Azure Extra Configuration
Custom Disk Size for Azure
To customize the root volume size for runners spun up on Azure:
extra_config:
storageProfile:
osDisk:
diskSizeGB: 512
Enable public IP address for Azure
This will enable provisioning of public ip address on VMs created on Azure.
extra_config:
enable_public_ip: true
General Extra Configuration
Custom Provisioning
This is used to control how the runner is provisioned, for example, you can create a custom image that runs a custom startup script on the vm startup and then pull the runner provisioning script from cirun's API and run it, instead of cirun just running the provisioning script on startup. This gives you more control over the provisioning process and run custom scripts on the runner startup, before the runner is ready to run the workflows.
extra_config:
provision_via: pull_from_api
To pull the provisioning script from cirun's API, you need to set the provision_via
to pull_from_api
in your
.cirun.yml
file and then you need to call the API in your startup script to get the provisioning script.
The API endpoint is /api/runner-provision?runner_name=<runner_name>
and it returns the provisioning script.
You would need to call this API with cirun's API token in the header. The runner name is available in the
runner tags in the runner's metadata in the key "Name".

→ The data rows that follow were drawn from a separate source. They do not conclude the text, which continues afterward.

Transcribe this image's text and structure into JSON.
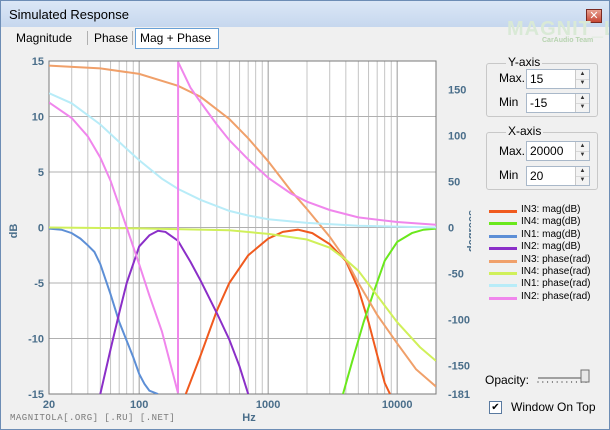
{
  "window": {
    "title": "Simulated Response",
    "close_glyph": "✕",
    "logo": "MAGNIT_LA",
    "logo_sub": "CarAudio Team"
  },
  "tabs": [
    {
      "label": "Magnitude",
      "selected": false
    },
    {
      "label": "Phase",
      "selected": false
    },
    {
      "label": "Mag + Phase",
      "selected": true
    }
  ],
  "yaxis_panel": {
    "title": "Y-axis",
    "max_label": "Max.",
    "max_value": "15",
    "min_label": "Min",
    "min_value": "-15"
  },
  "xaxis_panel": {
    "title": "X-axis",
    "max_label": "Max.",
    "max_value": "20000",
    "min_label": "Min",
    "min_value": "20"
  },
  "opacity": {
    "label": "Opacity:",
    "value": 1.0
  },
  "window_on_top": {
    "label": "Window On Top",
    "checked": true
  },
  "footer": "MAGNITOLA[.ORG] [.RU] [.NET]",
  "colors": {
    "background": "#f0f0f0",
    "grid": "#b4b4b4",
    "axis_text": "#4a6e8a",
    "tab_border": "#68a0d6"
  },
  "icons": {
    "close": "close-icon",
    "spin_up": "chevron-up-icon",
    "spin_down": "chevron-down-icon",
    "check": "checkmark-icon"
  },
  "chart_data": {
    "type": "line",
    "title": "",
    "xlabel": "Hz",
    "ylabel": "dB",
    "y2label": "degrees",
    "xscale": "log",
    "xlim": [
      20,
      20000
    ],
    "ylim": [
      -15,
      15
    ],
    "y2lim": [
      -181,
      181
    ],
    "grid": true,
    "legend_position": "right",
    "x_ticks": [
      "20",
      "100",
      "1000",
      "10000"
    ],
    "y_ticks": [
      "15",
      "10",
      "5",
      "0",
      "-5",
      "-10",
      "-15"
    ],
    "y2_ticks": [
      "150",
      "100",
      "50",
      "0",
      "-50",
      "-100",
      "-150",
      "-181"
    ],
    "series": [
      {
        "name": "IN3: mag(dB)",
        "color": "#f05a1e",
        "axis": "left",
        "x": [
          230,
          300,
          400,
          500,
          700,
          1000,
          1300,
          1700,
          2200,
          3000,
          4000,
          5000,
          6000,
          7000,
          8000,
          8800
        ],
        "y": [
          -15,
          -11.5,
          -7.5,
          -5,
          -2.5,
          -1,
          -0.4,
          -0.2,
          -0.5,
          -1.5,
          -3,
          -5.5,
          -8.5,
          -11.5,
          -14,
          -15
        ]
      },
      {
        "name": "IN4: mag(dB)",
        "color": "#6ae81c",
        "axis": "left",
        "x": [
          3800,
          4500,
          5500,
          6500,
          8000,
          10000,
          13000,
          16000,
          20000
        ],
        "y": [
          -15,
          -12,
          -8.5,
          -6,
          -3,
          -1.3,
          -0.5,
          -0.2,
          -0.1
        ]
      },
      {
        "name": "IN1: mag(dB)",
        "color": "#5d8fd6",
        "axis": "left",
        "x": [
          20,
          25,
          30,
          35,
          40,
          45,
          50,
          60,
          70,
          80,
          90,
          100,
          110,
          120,
          140
        ],
        "y": [
          -0.1,
          -0.2,
          -0.5,
          -1,
          -1.6,
          -2.2,
          -3.3,
          -6,
          -8.5,
          -10.2,
          -11.7,
          -13.2,
          -14.1,
          -14.7,
          -15
        ]
      },
      {
        "name": "IN2: mag(dB)",
        "color": "#8b2fc8",
        "axis": "left",
        "x": [
          50,
          60,
          70,
          80,
          100,
          120,
          140,
          160,
          200,
          250,
          300,
          400,
          500,
          600,
          700
        ],
        "y": [
          -15,
          -11,
          -7.7,
          -5,
          -1.7,
          -0.7,
          -0.3,
          -0.4,
          -1.2,
          -3.1,
          -4.8,
          -7.7,
          -10.1,
          -12.5,
          -15
        ]
      },
      {
        "name": "IN3: phase(rad)",
        "color": "#f0a06a",
        "axis": "right",
        "x": [
          20,
          50,
          100,
          200,
          300,
          500,
          700,
          1000,
          1500,
          2000,
          3000,
          4000,
          5000,
          7000,
          10000,
          14000,
          20000
        ],
        "y": [
          176,
          173,
          167,
          154,
          142,
          118,
          97,
          72,
          40,
          20,
          -10,
          -35,
          -60,
          -95,
          -126,
          -154,
          -173
        ]
      },
      {
        "name": "IN4: phase(rad)",
        "color": "#d0f05a",
        "axis": "right",
        "x": [
          20,
          100,
          500,
          1000,
          2000,
          3000,
          4000,
          5000,
          7000,
          10000,
          15000,
          20000
        ],
        "y": [
          0,
          -1,
          -3,
          -7,
          -13,
          -22,
          -35,
          -47,
          -74,
          -103,
          -130,
          -145
        ]
      },
      {
        "name": "IN1: phase(rad)",
        "color": "#b8ecf8",
        "axis": "right",
        "x": [
          20,
          30,
          50,
          70,
          100,
          150,
          200,
          300,
          500,
          700,
          1000,
          2000,
          5000,
          10000,
          20000
        ],
        "y": [
          146,
          135,
          112,
          93,
          73,
          53,
          42,
          30,
          18,
          13,
          9,
          5,
          2,
          1,
          0
        ]
      },
      {
        "name": "IN2: phase(rad)",
        "color": "#f086ec",
        "axis": "right",
        "x": [
          20,
          30,
          40,
          50,
          60,
          80,
          100,
          120,
          150,
          200,
          200.5,
          250,
          300,
          400,
          500,
          700,
          1000,
          1500,
          2000,
          3000,
          5000,
          10000,
          20000
        ],
        "y": [
          136,
          119,
          99,
          76,
          51,
          0,
          -40,
          -74,
          -113,
          -180,
          180,
          152,
          136,
          112,
          95,
          74,
          54,
          37,
          28,
          19,
          11,
          6,
          3
        ]
      }
    ]
  }
}
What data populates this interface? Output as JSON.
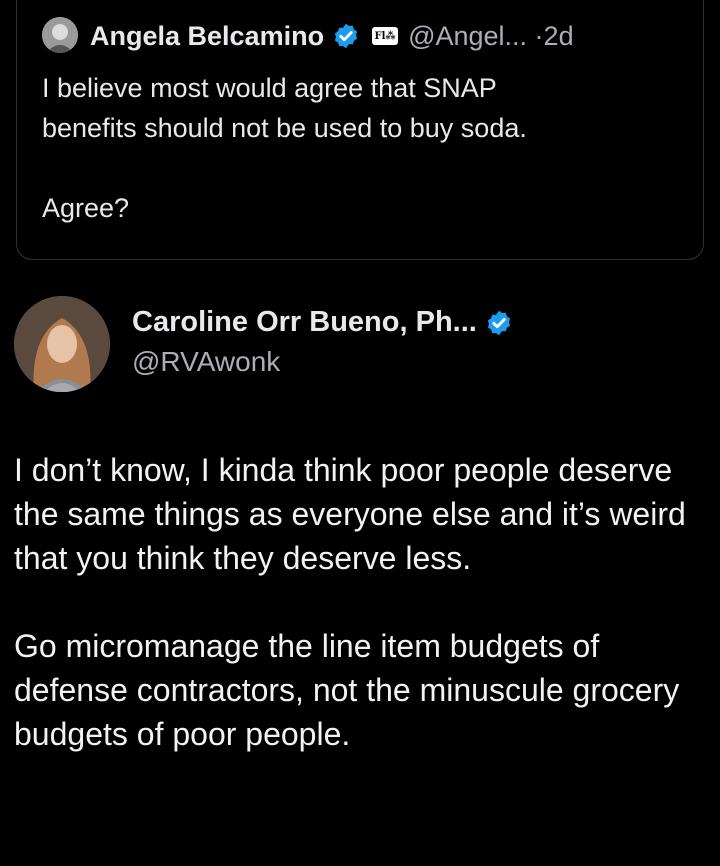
{
  "quoted_post": {
    "display_name": "Angela Belcamino",
    "affiliation_badge": "Fl⁂",
    "handle": "@Angel...",
    "separator": "·",
    "time": "2d",
    "text": "I believe most would agree that SNAP\nbenefits should not be used to buy soda.\n\nAgree?"
  },
  "reply_post": {
    "display_name": "Caroline Orr Bueno, Ph...",
    "handle": "@RVAwonk",
    "paragraphs": [
      "I don’t know, I kinda think poor people deserve the same things as everyone else and it’s weird that you think they deserve less.",
      "Go micromanage the line item budgets of defense contractors, not the minuscule grocery budgets of poor people."
    ]
  },
  "colors": {
    "background": "#000000",
    "text": "#e7e9ea",
    "secondary_text": "#a9afb4",
    "verified_blue": "#1d9bf0",
    "border": "#2f3336"
  },
  "icons": [
    "verified-badge-icon",
    "affiliation-badge-icon"
  ]
}
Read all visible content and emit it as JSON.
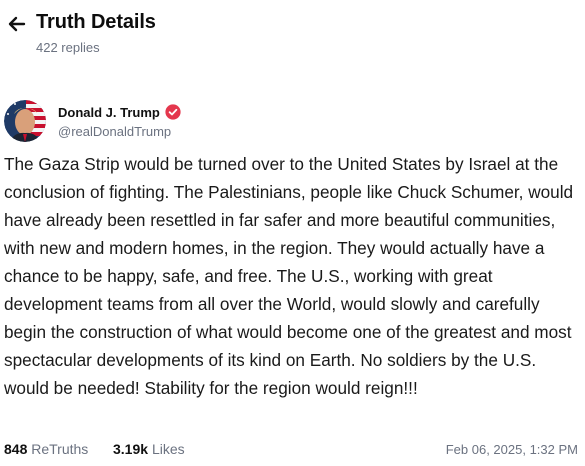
{
  "header": {
    "back_icon": "arrow-left-icon",
    "title": "Truth Details",
    "replies": "422 replies"
  },
  "author": {
    "display_name": "Donald J. Trump",
    "handle": "@realDonaldTrump",
    "verified_icon": "verified-badge-icon",
    "verified_color": "#e4374d"
  },
  "post": {
    "text": "The Gaza Strip would be turned over to the United States by Israel at the conclusion of fighting. The Palestinians, people like Chuck Schumer, would have already been resettled in far safer and more beautiful communities, with new and modern homes, in the region. They would actually have a chance to be happy, safe, and free. The U.S., working with great development teams from all over the World, would slowly and carefully begin the construction of what would become one of the greatest and most spectacular developments of its kind on Earth. No soldiers by the U.S. would be needed! Stability for the region would reign!!!"
  },
  "stats": {
    "retruths_count": "848",
    "retruths_label": "ReTruths",
    "likes_count": "3.19k",
    "likes_label": "Likes"
  },
  "timestamp": "Feb 06, 2025, 1:32 PM"
}
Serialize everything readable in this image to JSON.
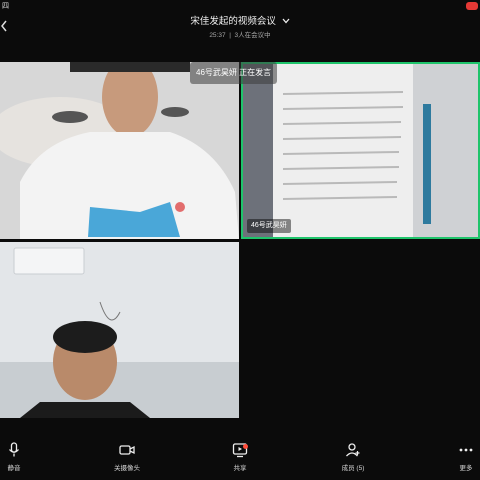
{
  "status": {
    "left_text": "四"
  },
  "meeting": {
    "title": "宋佳发起的视频会议",
    "duration": "25:37",
    "separator": "|",
    "participants_text": "3人在会议中"
  },
  "speaker": {
    "name": "46号武昊妍",
    "state": "正在发言"
  },
  "tiles": [
    {
      "name_tag": ""
    },
    {
      "name_tag": "46号武昊妍"
    },
    {
      "name_tag": ""
    },
    {
      "name_tag": ""
    }
  ],
  "toolbar": {
    "mute_label": "静音",
    "camera_label": "关摄像头",
    "share_label": "共享",
    "members_label": "成员 (5)",
    "more_label": "更多"
  }
}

Interactive Runner on Windows
Cirun supports interactive runners on Windows for use cases such as:
- Desktop GUI-based testing
- QA workflows
- Workloads that require an active session
This will start the runner in an interactive desktop session (instead of a headless background service), making it suitable for tools that require a GUI.
extra_config:
run_as: interactive
Custom Runner User on Windows
Specifies the Windows user account to run the GitHub Actions runner under.
extra_config:
runner_user: runner
Custom Runner Path on Windows
Overrides the default runner installation path on Windows.
extra_config:
runner_path: "C:\\r"
Environment Variables
Configure custom environment variables to be automatically set on all runners. This is useful for setting non-sensitive configuration values that your workflows need.
extra_config:
env_vars:
NODE_ENV: production
API_ENDPOINT: https://api.example.com
Do not use this for secrets or sensitive information. Environment variables set via env_vars
may be visible in logs and process lists. For secrets, use GitHub's encrypted secrets or other secure secret management solutions.
These environment variables are set at the system level and will be available to all processes running on the runner, including your GitHub Actions workflows.